The second pillar of confidence is in Bitcoin’s security. The idea is that its history of transactions and current allocation across holders is immutable because it’s too costly to take over 51 percent of Bitcoin mining power and change the record.

This is because Bitcoin has the longest history of any crypto and thus the largest user base and the most miners. But this is not secure, as it relies on two beliefs: first, that Bitcoin will always be the biggest cryptocurrency. But the first is rarely the last in technology. Technology evolves, and no user network will stay loyal to an outdated, less capable Blockchain if a better one exists, no more than people stayed loyal to MySpace.

Second, it relies on the belief that the cost of a 51% attack is prohibitively high. The cost is estimated to be around $40 billion. While most individuals can’t afford this, Bitcoin’s biggest competitor can—governments. To think that governments will simply relinquish their monopoly on money when central banks can print the money to corrupt Bitcoin’s Blockchain is to succumb to wishful thinking, that those in power give up that power easily.

The third pillar is confidence in the size of the network. The belief is that Bitcoin’s network of users is so large that it will always be there, to prevent a total collapse in Bitcoin’s price, to keep the cost of a 51% attack high, and to attract more users. The problem is these notions are predicated on faith that Bitcoin’s short nine-year history has created an unalterable trajectory.

The majority of Bitcoin’s users don’t use Bitcoin but merely hold it hoping to get rich, which makes the network even more fragile than MySpace’s.

With MySpace, there was no cost to maintaining an account. But if the main motivation for Bitcoin holding is financial, if the price continues to fall, holders will leave the network far faster than MySpace users abandoned it. And as the public experiences first-hand the price of Bitcoin collapse, confidence that Bitcoin can store value will collapse, too. TJ


Confidence in a money without intrinsic value is tenuous, and history has shown that once it’s lost, it’s lost for good. No unbacked money has survived because human involvement always means human mismanagement, and holders of Bitcoin are in the early stages of discovering that now.

But because Bitcoin and others like it are likely to fail doesn’t mean cryptocurrency technology also will.
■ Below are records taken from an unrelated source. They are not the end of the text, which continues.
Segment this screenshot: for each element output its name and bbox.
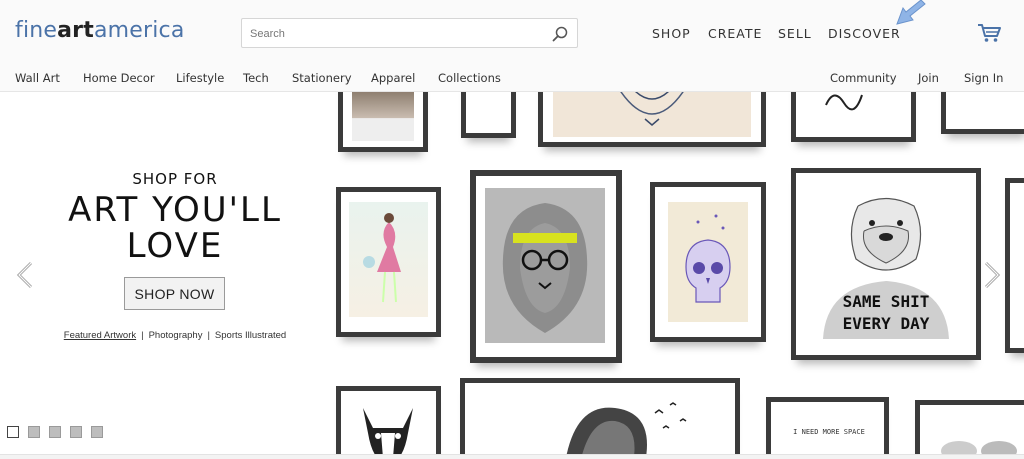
subnav-community[interactable]: Community: [830, 71, 897, 85]
subnav-sign-in[interactable]: Sign In: [964, 71, 1003, 85]
artwork-frame: [650, 182, 766, 342]
link-featured-artwork[interactable]: Featured Artwork: [64, 330, 136, 341]
artwork-frame: [460, 378, 740, 454]
subnav-join[interactable]: Join: [918, 71, 939, 85]
subnav-wall-art[interactable]: Wall Art: [15, 71, 60, 85]
artwork-frame: [461, 92, 516, 138]
logo-text-america: america: [93, 18, 185, 43]
shirt-text-line2: EVERY DAY: [843, 314, 930, 333]
logo-text-fine: fine: [15, 18, 58, 43]
search-input[interactable]: [250, 25, 540, 43]
slide-dot-active[interactable]: [7, 426, 19, 438]
hero-heading-line1: ART YOU'LL: [68, 190, 282, 230]
site-header: fineartamerica SHOP CREATE SELL DISCOVER…: [0, 0, 1024, 92]
portrait-artwork: [352, 92, 414, 141]
slide-dot[interactable]: [70, 426, 82, 438]
nav-shop[interactable]: SHOP: [652, 26, 691, 41]
artwork-frame: [915, 400, 1024, 454]
slide-dot[interactable]: [91, 426, 103, 438]
artwork-frame: [470, 170, 622, 363]
bulldog-hoodie-artwork: SAME SHIT EVERY DAY: [808, 191, 964, 339]
search-icon[interactable]: [551, 25, 569, 43]
artwork-frame: [538, 92, 766, 147]
lion-drawing-artwork: [553, 92, 751, 137]
slide-indicators: [7, 426, 103, 438]
artwork-frame: [941, 92, 1024, 134]
subnav-lifestyle[interactable]: Lifestyle: [176, 71, 224, 85]
hero-heading-line2: LOVE: [126, 226, 224, 266]
hero-subheading: SHOP FOR: [132, 170, 218, 188]
slide-dot[interactable]: [28, 426, 40, 438]
hero-links: Featured Artwork | Photography | Sports Illu…: [0, 330, 350, 341]
artwork-frame: [338, 92, 428, 152]
animal-sketch-artwork: [934, 433, 1024, 454]
subnav-stationery[interactable]: Stationery: [292, 71, 352, 85]
logo-text-art: art: [57, 18, 94, 43]
subnav-collections[interactable]: Collections: [438, 71, 501, 85]
slide-dot[interactable]: [49, 426, 61, 438]
gallery-wall-image[interactable]: SAME SHIT EVERY DAY I NEED MORE SPACE: [333, 92, 1024, 454]
artwork-frame: SAME SHIT EVERY DAY: [791, 168, 981, 360]
shop-now-button[interactable]: SHOP NOW: [124, 277, 225, 310]
nav-create[interactable]: CREATE: [708, 26, 762, 41]
hero-banner: SAME SHIT EVERY DAY I NEED MORE SPACE SH…: [0, 92, 1024, 454]
nav-sell[interactable]: SELL: [778, 26, 812, 41]
link-photography[interactable]: Photography: [149, 330, 203, 341]
cart-icon[interactable]: [977, 23, 1001, 43]
subnav-apparel[interactable]: Apparel: [371, 71, 415, 85]
french-bulldog-artwork: [353, 403, 423, 454]
subnav-home-decor[interactable]: Home Decor: [83, 71, 155, 85]
shirt-text-line1: SAME SHIT: [843, 292, 930, 311]
artwork-frame: I NEED MORE SPACE: [766, 397, 889, 454]
cursor-arrow-icon: [896, 0, 926, 25]
search-box: [241, 18, 578, 48]
chevron-left-icon[interactable]: [13, 260, 35, 290]
artwork-frame: [1005, 178, 1024, 353]
subnav-tech[interactable]: Tech: [243, 71, 269, 85]
nav-discover[interactable]: DISCOVER: [828, 26, 901, 41]
skull-artwork: [668, 202, 748, 322]
artwork-frame: [336, 187, 441, 337]
flamingo-girl-artwork: [349, 202, 428, 317]
lion-headband-artwork: [485, 188, 605, 343]
poster-text: I NEED MORE SPACE: [793, 428, 865, 436]
page-bottom-edge: [0, 454, 1024, 459]
link-separator: |: [207, 330, 210, 341]
sketch-artwork: [824, 92, 864, 115]
wild-hair-artwork: [505, 393, 705, 454]
chevron-right-icon[interactable]: [982, 260, 1004, 290]
artwork-frame: [336, 386, 441, 454]
artwork-frame: [791, 92, 916, 142]
link-separator: |: [141, 330, 144, 341]
site-logo[interactable]: fineartamerica: [15, 18, 185, 43]
link-sports-illustrated[interactable]: Sports Illustrated: [215, 330, 286, 341]
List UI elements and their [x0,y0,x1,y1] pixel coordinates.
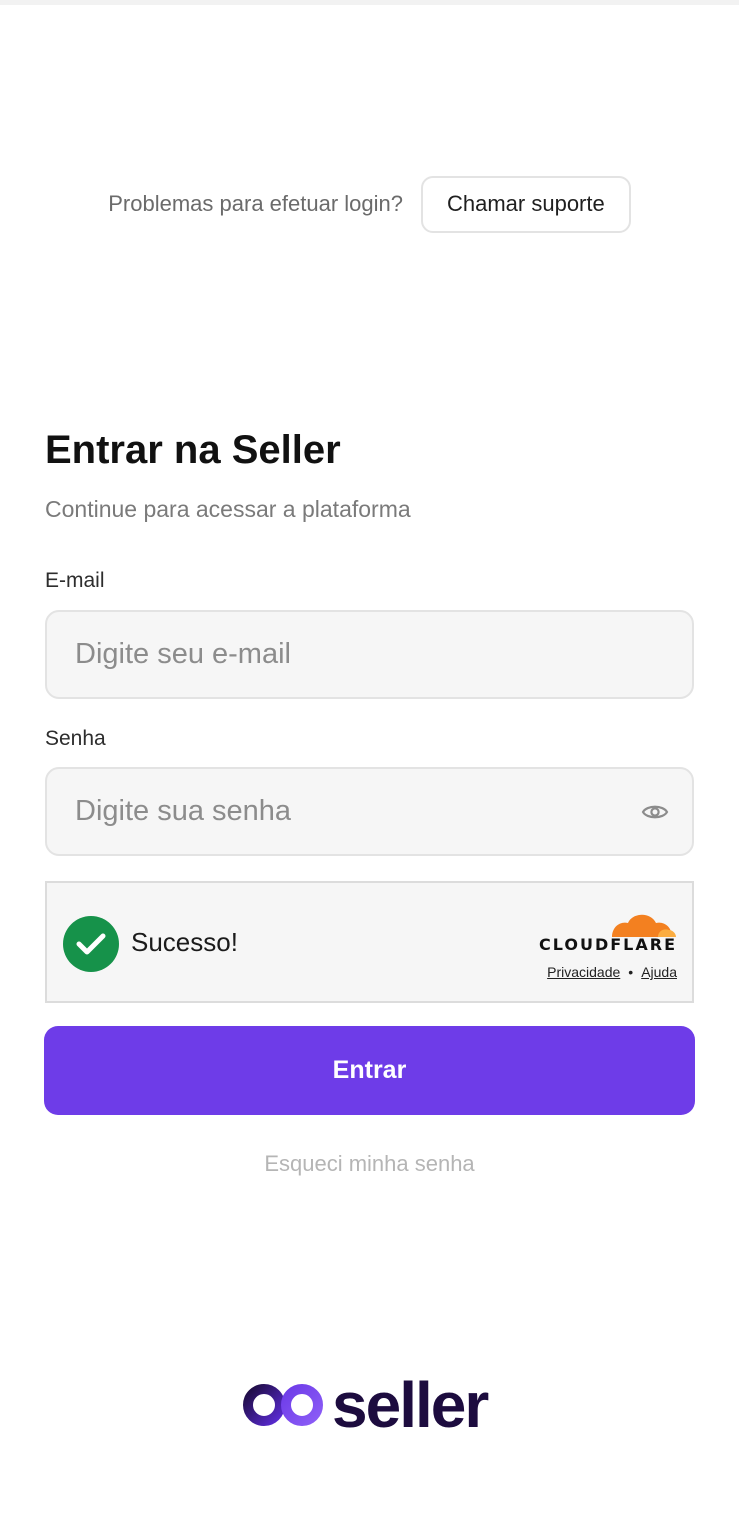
email-field[interactable] [47,612,692,697]
eye-icon[interactable] [640,799,670,825]
eye-icon-svg [641,805,669,819]
link-separator: • [628,964,634,980]
brand-wordmark: seller [332,1369,489,1441]
password-field-wrapper [45,767,694,856]
email-field-wrapper [45,610,694,699]
forgot-password-link[interactable]: Esqueci minha senha [0,1151,739,1177]
captcha-widget: Sucesso! CLOUDFLARE Privacidade • Ajuda [45,881,694,1003]
captcha-links: Privacidade • Ajuda [547,964,677,980]
check-icon [63,916,119,972]
help-link[interactable]: Ajuda [641,964,677,980]
call-support-button[interactable]: Chamar suporte [420,175,631,233]
support-row: Problemas para efetuar login? Chamar sup… [0,175,739,233]
support-question: Problemas para efetuar login? [108,191,403,216]
cloudflare-wordmark: CLOUDFLARE [539,935,677,954]
page-subtitle: Continue para acessar a plataforma [45,496,411,522]
privacy-link[interactable]: Privacidade [547,964,620,980]
submit-button[interactable]: Entrar [44,1026,695,1115]
password-label: Senha [45,727,106,750]
page-title: Entrar na Seller [45,428,341,472]
brand-logo: seller [242,1370,502,1440]
top-status-strip [0,0,739,5]
email-label: E-mail [45,569,105,592]
captcha-status: Sucesso! [131,927,238,957]
password-field[interactable] [47,769,692,854]
seller-infinity-icon [243,1384,323,1426]
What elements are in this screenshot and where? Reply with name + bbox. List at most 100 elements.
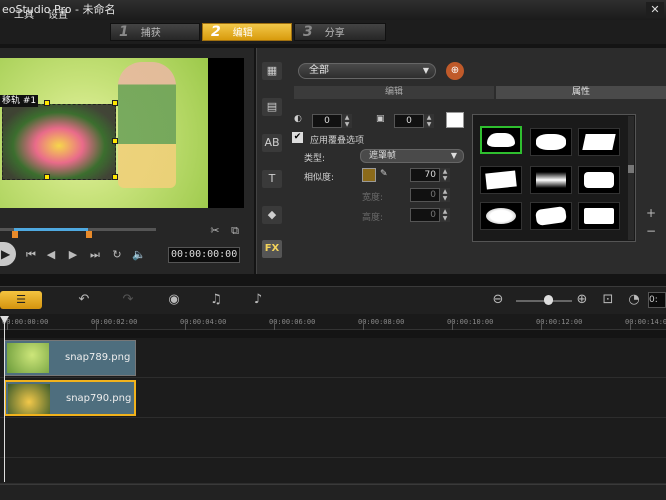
chevron-down-icon: ▼ <box>450 151 457 160</box>
fit-project-icon[interactable]: ⊡ <box>598 292 618 308</box>
apply-overlay-label: 应用覆叠选项 <box>310 136 365 146</box>
border-color-swatch[interactable] <box>446 112 464 128</box>
trim-selection <box>14 228 88 231</box>
category-dropdown[interactable]: 全部 ▼ <box>298 63 436 79</box>
audio-track <box>0 458 666 484</box>
previous-frame-icon[interactable]: ◀ <box>44 248 58 262</box>
gallery-scroll-thumb[interactable] <box>628 165 634 173</box>
title-text-icon[interactable]: AB <box>262 134 282 152</box>
undo-icon[interactable]: ↶ <box>74 292 94 308</box>
ruler-tick <box>7 324 8 330</box>
tab-edit[interactable]: 编辑 <box>294 86 494 99</box>
redo-icon[interactable]: ↷ <box>118 292 138 308</box>
playhead-line[interactable] <box>4 316 5 482</box>
gallery-scrollbar[interactable] <box>628 116 634 240</box>
ruler-tick <box>452 324 453 330</box>
mask-thumb-heart[interactable] <box>480 126 522 154</box>
mask-thumb-splash[interactable] <box>530 128 572 156</box>
mask-thumb-parallelogram[interactable] <box>578 128 620 156</box>
mask-thumb-gradient[interactable] <box>530 166 572 194</box>
audio-mixer-icon[interactable]: ♫ <box>206 292 226 308</box>
ruler-tick <box>96 324 97 330</box>
auto-music-icon[interactable]: ♪ <box>248 292 268 308</box>
timeline-clip-selected[interactable]: snap790.png <box>4 380 136 416</box>
ruler-tick-label: 00:00:12:00 <box>536 318 583 326</box>
title-track <box>0 418 666 458</box>
clip-label: snap790.png <box>66 393 132 404</box>
ruler-tick-label: 00:00:08:00 <box>358 318 405 326</box>
zoom-out-icon[interactable]: ⊖ <box>488 292 508 308</box>
ruler-tick <box>541 324 542 330</box>
transparency-field[interactable]: 0 <box>312 114 342 128</box>
resize-handle[interactable] <box>112 174 118 180</box>
resize-handle[interactable] <box>44 174 50 180</box>
overlay-clip-frame[interactable] <box>2 104 116 180</box>
storyboard-view-button[interactable]: ☰ <box>0 291 42 309</box>
graphic-icon[interactable]: ◆ <box>262 206 282 224</box>
timeline-scrollbar[interactable] <box>0 484 666 500</box>
record-capture-icon[interactable]: ◉ <box>164 292 184 308</box>
overlay-track-label: 移轨 #1 <box>0 95 39 107</box>
resize-handle[interactable] <box>44 100 50 106</box>
repeat-icon[interactable]: ↻ <box>110 248 124 262</box>
ruler-tick-label: 00:00:10:00 <box>447 318 494 326</box>
copy-icon[interactable]: ⧉ <box>228 224 242 238</box>
menu-settings[interactable]: 设置 <box>48 6 68 21</box>
width-field[interactable]: 0 <box>410 188 440 202</box>
fx-icon[interactable]: FX <box>262 240 282 258</box>
transition-icon[interactable]: ▤ <box>262 98 282 116</box>
border-icon: ▣ <box>376 114 385 124</box>
media-icon[interactable]: ▦ <box>262 62 282 80</box>
add-mask-button[interactable]: + <box>646 206 656 220</box>
key-color-swatch[interactable] <box>362 168 376 182</box>
scissors-icon[interactable]: ✂ <box>208 224 222 238</box>
border-stepper[interactable]: ▲ ▼ <box>424 114 434 128</box>
apply-overlay-checkbox[interactable]: ✔ <box>292 132 303 143</box>
project-duration-display: 0: <box>648 292 666 308</box>
ruler-tick <box>630 324 631 330</box>
remove-mask-button[interactable]: − <box>646 224 656 238</box>
similarity-stepper[interactable]: ▲ ▼ <box>440 168 450 182</box>
mark-in-handle[interactable] <box>12 231 18 238</box>
width-label: 宽度: <box>362 193 384 203</box>
height-field[interactable]: 0 <box>410 208 440 222</box>
border-field[interactable]: 0 <box>394 114 424 128</box>
width-stepper[interactable]: ▲ ▼ <box>440 188 450 202</box>
step-tab-share[interactable]: 3 分享 <box>294 23 386 41</box>
mask-thumb-oval[interactable] <box>480 202 522 230</box>
transparency-icon: ◐ <box>294 114 302 124</box>
resize-handle[interactable] <box>112 138 118 144</box>
zoom-slider-knob[interactable] <box>544 295 553 305</box>
mask-thumb-rough-edge[interactable] <box>578 166 620 194</box>
height-stepper[interactable]: ▲ ▼ <box>440 208 450 222</box>
go-to-end-icon[interactable]: ⏭ <box>88 248 102 262</box>
text-T-icon[interactable]: T <box>262 170 282 188</box>
mark-out-handle[interactable] <box>86 231 92 238</box>
close-button[interactable]: ✕ <box>646 2 664 18</box>
type-select[interactable]: 遮罩帧 ▼ <box>360 149 464 163</box>
similarity-field[interactable]: 70 <box>410 168 440 182</box>
similarity-label: 相似度: <box>304 173 335 183</box>
timecode-display[interactable]: 00:00:00:00 <box>168 247 240 263</box>
ruler-tick <box>185 324 186 330</box>
resize-handle[interactable] <box>112 100 118 106</box>
go-to-start-icon[interactable]: ⏮ <box>24 248 38 262</box>
timeline-clip[interactable]: snap789.png <box>4 340 136 376</box>
zoom-in-icon[interactable]: ⊕ <box>572 292 592 308</box>
clip-label: snap789.png <box>65 352 131 363</box>
ruler-tick <box>274 324 275 330</box>
mask-thumb-tilted-rect[interactable] <box>480 166 522 194</box>
chevron-down-icon: ▼ <box>422 66 429 75</box>
eyedropper-icon[interactable]: ✎ <box>380 169 388 179</box>
transparency-stepper[interactable]: ▲ ▼ <box>342 114 352 128</box>
menu-tools[interactable]: 工具 <box>14 6 34 21</box>
volume-icon[interactable]: 🔈 <box>132 248 146 262</box>
mask-thumb-torn[interactable] <box>578 202 620 230</box>
options-button[interactable]: ⊕ <box>446 62 464 80</box>
step-tab-capture[interactable]: 1 捕获 <box>110 23 200 41</box>
ruler-tick-label: 00:00:06:00 <box>269 318 316 326</box>
step-tab-edit[interactable]: 2 编辑 <box>202 23 292 41</box>
tab-properties[interactable]: 属性 <box>496 86 666 99</box>
next-frame-icon[interactable]: ▶ <box>66 248 80 262</box>
mask-thumb-brush[interactable] <box>530 202 572 230</box>
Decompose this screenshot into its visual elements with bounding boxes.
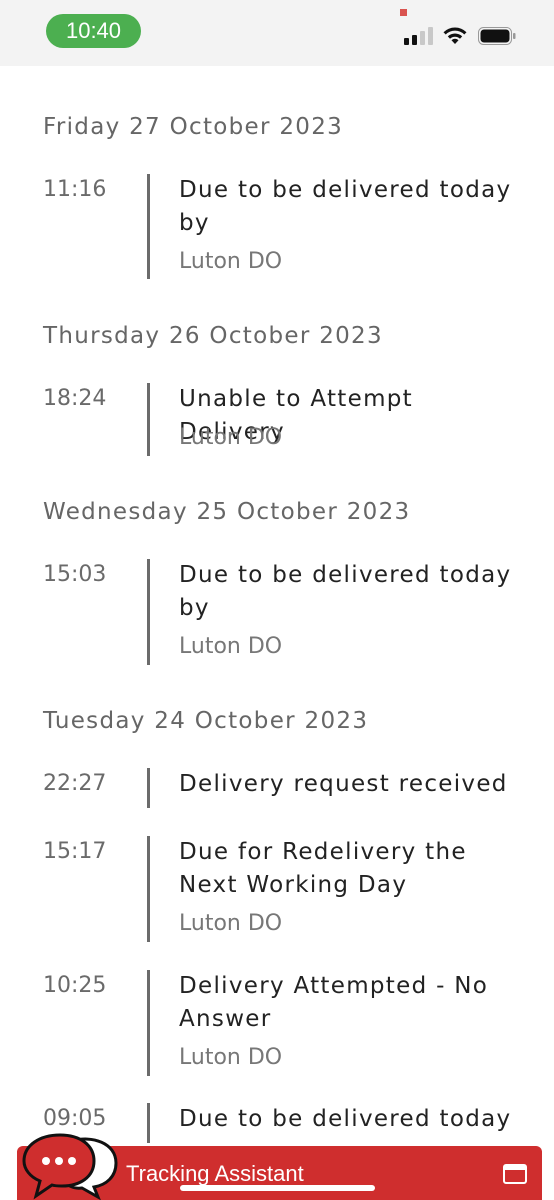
timeline-rule — [147, 768, 150, 808]
day-heading: Tuesday 24 October 2023 — [43, 708, 369, 734]
battery-icon — [478, 27, 516, 45]
recording-indicator — [400, 9, 407, 16]
cellular-signal-icon — [404, 27, 434, 45]
event-title: Delivery Attempted - No Answer — [179, 973, 489, 1032]
event-location: Luton DO — [179, 1045, 283, 1070]
event-title: Due to be delivered today by — [179, 562, 512, 621]
event-time: 11:16 — [43, 177, 107, 202]
event-location: Luton DO — [179, 911, 283, 936]
event-title: Due to be delivered today by — [179, 177, 512, 236]
timeline-rule — [147, 1103, 150, 1143]
event-title: Due to be delivered today — [179, 1106, 512, 1132]
day-heading: Wednesday 25 October 2023 — [43, 499, 411, 525]
event-location: Luton DO — [179, 425, 283, 450]
event-time: 09:05 — [43, 1106, 107, 1131]
event-time: 18:24 — [43, 386, 107, 411]
timeline-rule — [147, 970, 150, 1076]
event-title: Due for Redelivery the Next Working Day — [179, 839, 467, 898]
event-time: 15:03 — [43, 562, 107, 587]
timeline-rule — [147, 836, 150, 942]
event-location: Luton DO — [179, 249, 283, 274]
event-time: 15:17 — [43, 839, 107, 864]
status-time: 10:40 — [46, 14, 141, 48]
event-time: 22:27 — [43, 771, 107, 796]
timeline-rule — [147, 559, 150, 665]
event-location: Luton DO — [179, 634, 283, 659]
wifi-icon — [443, 27, 467, 44]
home-indicator — [180, 1185, 375, 1191]
timeline-rule — [147, 383, 150, 456]
status-bar: 10:40 — [0, 0, 554, 66]
expand-window-icon[interactable] — [503, 1164, 527, 1184]
event-time: 10:25 — [43, 973, 107, 998]
event-title: Delivery request received — [179, 771, 508, 797]
day-heading: Thursday 26 October 2023 — [43, 323, 383, 349]
tracking-assistant-label: Tracking Assistant — [126, 1161, 304, 1186]
day-heading: Friday 27 October 2023 — [43, 114, 344, 140]
timeline-rule — [147, 174, 150, 279]
chat-assistant-icon[interactable] — [22, 1131, 118, 1200]
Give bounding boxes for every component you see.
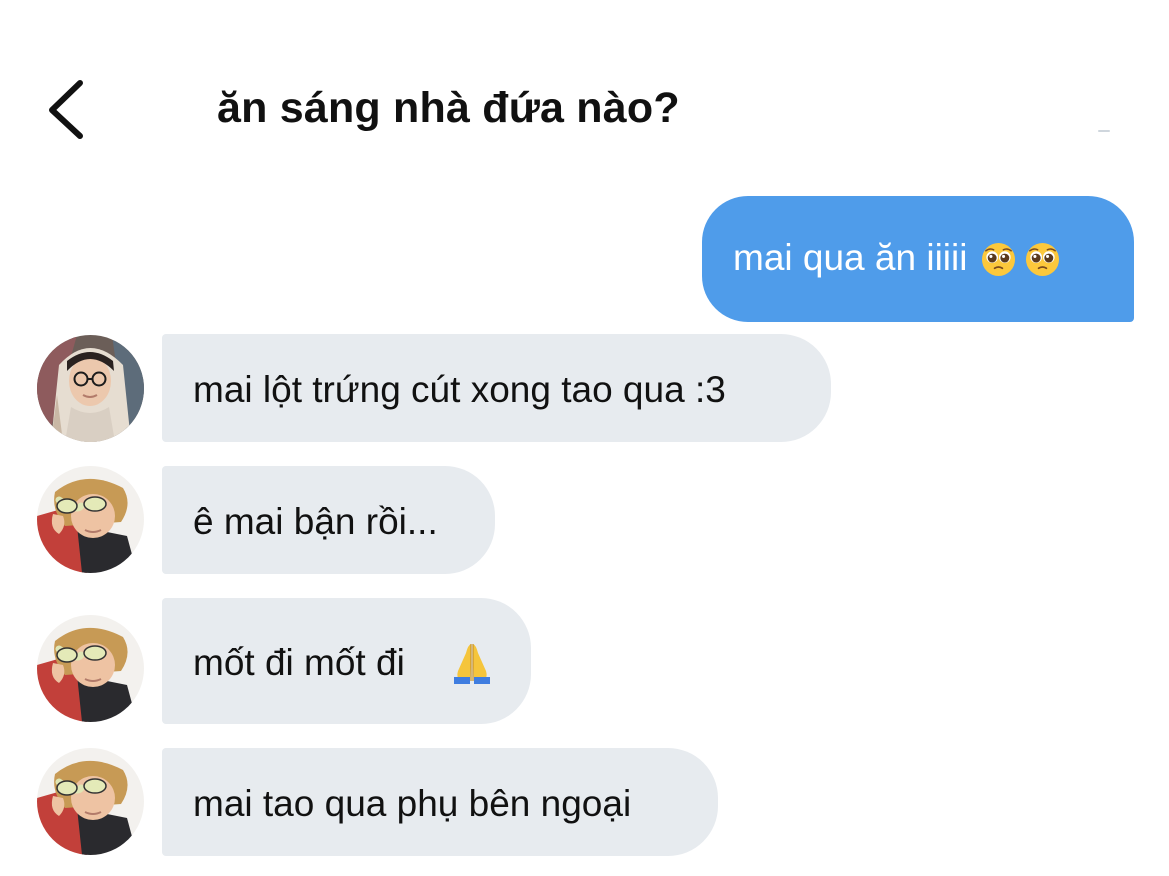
avatar[interactable]	[37, 466, 144, 573]
back-button[interactable]	[38, 74, 98, 144]
user-avatar-sunglasses-icon	[37, 615, 144, 722]
message-text: mai qua ăn iiiii	[733, 237, 968, 278]
avatar[interactable]	[37, 748, 144, 855]
incoming-message-bubble[interactable]: ê mai bận rồi...	[162, 466, 495, 574]
incoming-message-bubble[interactable]: mốt đi mốt đi	[162, 598, 531, 724]
message-text: mai lột trứng cút xong tao qua :3	[193, 369, 726, 410]
pleading-face-emoji-icon	[981, 242, 1016, 277]
user-avatar-sunglasses-icon	[37, 466, 144, 573]
conversation-title: ăn sáng nhà đứa nào?	[217, 84, 680, 132]
user-avatar-sunglasses-icon	[37, 748, 144, 855]
pleading-face-emoji-icon	[1025, 242, 1060, 277]
incoming-message-bubble[interactable]: mai tao qua phụ bên ngoại	[162, 748, 718, 856]
outgoing-message-bubble[interactable]: mai qua ăn iiiii	[702, 196, 1134, 322]
folded-hands-emoji-icon	[454, 644, 490, 684]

Unbacked cryptocurrencies are not an end in themselves but likely a transitional technology, to couple with real-world assets to allow trustless, encrypted transferrability of equity and other securities, government-enforced fiat, and hard assets of intrinsic value like gold, that to this point have had difficulty adapting to a modern age that’s increasingly less local and more digital.

Those who understand this will be able to sidestep the further losses coming in the crypto market.